The G8 summit, held two weeks ago in Heiligendamm, Germany, was heralded as ‘groundbreaking’ by world leaders, but the reality, while not hopeless, is not quite this revolutionary.
Climate change was the most discussed matter at the summit. Angela Merkel, Germany’s chancellor and this year’s host, aimed at an agreement between all eight countries to cut carbon emissions by 50% by 2050, or to limit the rise of global temperatures by 2°C.

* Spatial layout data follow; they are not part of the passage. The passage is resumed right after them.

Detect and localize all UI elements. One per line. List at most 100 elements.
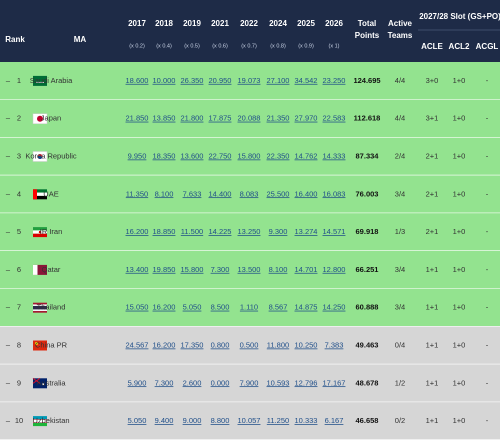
ma-name: Thailand	[37, 303, 66, 312]
points: 8.100	[269, 265, 288, 274]
header-factor: (x 0.9)	[298, 43, 314, 49]
flag	[33, 192, 47, 196]
points: 14.333	[323, 151, 346, 160]
points: 8.100	[155, 189, 174, 198]
header-factor: (x 0.4)	[156, 43, 172, 49]
header-factor: (x 0.8)	[270, 43, 286, 49]
ma-name: Japan	[41, 114, 61, 123]
points: 10.057	[238, 416, 261, 425]
points: 2.600	[183, 378, 202, 387]
slot: 2+1	[426, 151, 439, 160]
rank: 1	[17, 76, 21, 85]
rank: 5	[17, 227, 21, 236]
points: 13.250	[238, 227, 261, 236]
header-year: 2019	[183, 19, 201, 28]
points: 14.701	[295, 265, 318, 274]
header-slot: 2027/28 Slot (GS+PO)	[419, 12, 500, 21]
points: 8.500	[211, 303, 230, 312]
points: 10.593	[267, 378, 290, 387]
points: 8.567	[269, 303, 288, 312]
active-teams: 3/4	[395, 265, 405, 274]
points: 12.796	[295, 378, 318, 387]
row-bg	[0, 62, 500, 100]
slot: -	[486, 303, 489, 312]
active-teams: 1/3	[395, 227, 405, 236]
active-teams: 3/4	[395, 189, 405, 198]
slot: -	[486, 416, 489, 425]
points: 8.083	[240, 189, 259, 198]
rank-change: –	[6, 151, 11, 160]
header-year: 2022	[240, 19, 258, 28]
ma-name: UAE	[43, 189, 58, 198]
slot: -	[486, 378, 489, 387]
points: 5.050	[128, 416, 147, 425]
active-teams: 1/2	[395, 378, 405, 387]
points: 14.875	[295, 303, 318, 312]
slot: 1+1	[426, 265, 439, 274]
ma-name: Qatar	[42, 265, 61, 274]
rank-change: –	[6, 303, 11, 312]
slot: 1+0	[453, 265, 466, 274]
header-active: Active	[388, 19, 413, 28]
slot: 1+0	[453, 227, 466, 236]
ma-name: Korea Republic	[25, 151, 77, 160]
points: 19.850	[153, 265, 176, 274]
points: 17.350	[181, 340, 204, 349]
points: 13.400	[126, 265, 149, 274]
points: 14.571	[323, 227, 346, 236]
points: 22.350	[267, 151, 290, 160]
flag	[33, 419, 47, 420]
points: 10.250	[295, 340, 318, 349]
row-bg	[0, 326, 500, 365]
header-rank: Rank	[5, 35, 25, 44]
slot: -	[486, 265, 489, 274]
points: 7.300	[211, 265, 230, 274]
row-bg	[0, 99, 500, 138]
points: 13.600	[181, 151, 204, 160]
total-points: 87.334	[356, 151, 380, 160]
header-bg	[0, 0, 500, 62]
rank: 6	[17, 265, 21, 274]
points: 16.200	[153, 303, 176, 312]
points: 15.050	[126, 303, 149, 312]
ma-name: Uzbekistan	[32, 416, 69, 425]
rank: 2	[17, 114, 21, 123]
points: 19.073	[238, 76, 261, 85]
flag	[33, 422, 47, 423]
slot: 3+1	[426, 114, 439, 123]
points: 10.000	[153, 76, 176, 85]
points: 1.110	[240, 303, 258, 312]
flag	[33, 189, 37, 200]
points: 21.850	[126, 114, 149, 123]
rank-change: –	[6, 416, 11, 425]
points: 15.800	[238, 151, 261, 160]
total-points: 112.618	[354, 114, 381, 123]
points: 16.200	[153, 340, 176, 349]
points: 21.350	[267, 114, 290, 123]
slot: -	[486, 227, 489, 236]
slot: -	[486, 114, 489, 123]
flag	[33, 416, 47, 420]
flag	[33, 340, 47, 351]
points: 11.500	[181, 227, 203, 236]
flag	[33, 264, 38, 275]
points: 9.000	[183, 416, 202, 425]
ma-name: China PR	[35, 340, 68, 349]
slot: -	[486, 151, 489, 160]
ma-name: IR Iran	[40, 227, 63, 236]
points: 14.762	[295, 151, 318, 160]
slot: 1+0	[453, 340, 466, 349]
points: 18.350	[153, 151, 176, 160]
header-factor: (x 0.2)	[129, 43, 145, 49]
row-bg	[0, 402, 500, 440]
row-bg	[0, 213, 500, 251]
total-points: 124.695	[353, 76, 380, 85]
slot: 1+0	[453, 76, 466, 85]
row-bg	[0, 251, 500, 289]
rank: 8	[17, 340, 21, 349]
points: 12.800	[323, 265, 346, 274]
rank: 7	[17, 303, 21, 312]
points: 7.383	[325, 340, 344, 349]
total-points: 49.463	[356, 340, 379, 349]
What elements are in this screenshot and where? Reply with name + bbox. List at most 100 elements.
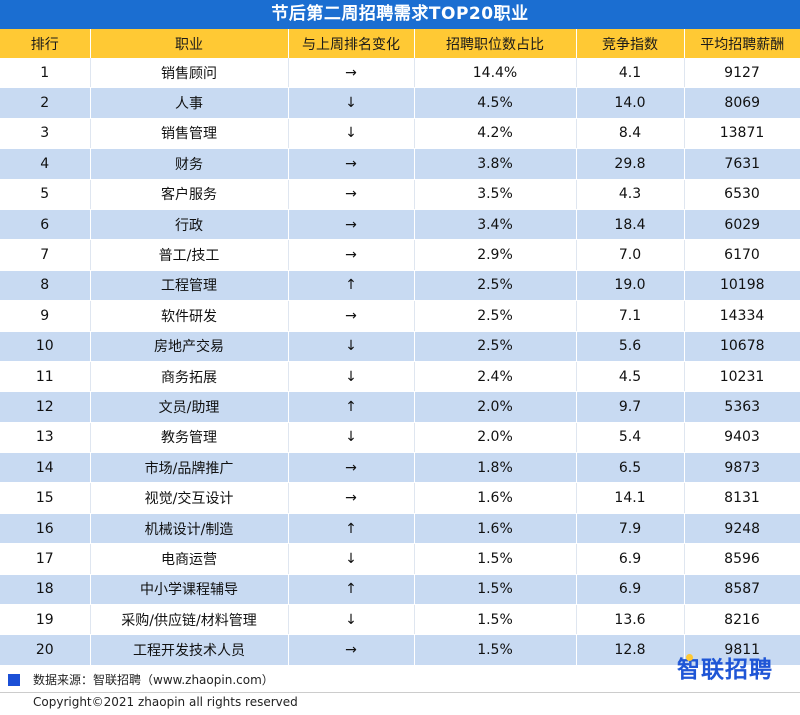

US?President George Bush wanted to ensure that whatever agreement he signed, China and India would follow suit, so as not to cripple the relative competitiveness of American industries. While the proposal fell through, Bush has finally accepted that global warming is an issue that needs to be addressed. bringing him in line with other world leaders. He has agree to a UN framework to discuss emission targets.
The “groundbreaking” agreement publicised by the media, has faced criticism. Dr. Neil Carter, lecturer in environmental politics at the University of York commented: “whilst Bush has clearly shifted a little, his initiative was essentially a way to undermine Merkel’s plans for G8 agreement on climate change and by proposing his own approach he is undermining the UN approach that produced Kyoto.”
A colder issue at the summit was the US missile defence shield to be built in Eastern Europe, the aim of which is to stop possible Iranian nuclear warheads. However, its positioning nearer Russia than the Middle East has caused conconcern in the Kremlin.
Having threatened to “reconsider European targets”, Putin offered a radar site in Azerbaijan, closely tied to Russia and closer still to the Iranian border. Washington’s reply will be telling as to the real intentions of the missile shield.
At Gleneagles two years ago, Blair announced an agreement to direct £50bn to Africa in developmental aid by 2010, as well as universal access to medical care for all of the continent’s AIDS carriers.
These goals were reiterated by the final Heiligendamm communiqué, but the statement speaks of five million AIDS carriers in Africa, half the number given by most statistics.
The word “universal” does not figure anymore, while the aid target set in 2005 is becoming increasingly unrealistic; with only three years left to the end of the decade, only 10% of the aid has been given to the continent.
EU and American trade barriers, seen as unfair on underdeveloped countries, were only briefly discussed in Heiligendamm. Bob Geldof claimed the summit was a “farce”, but while the conclusions reached are not as radical, there has been a small move towards serious action being taken on some global issues. Nevertheless, it remains to be seen whether it is just a false hope from the worlds most powerful states.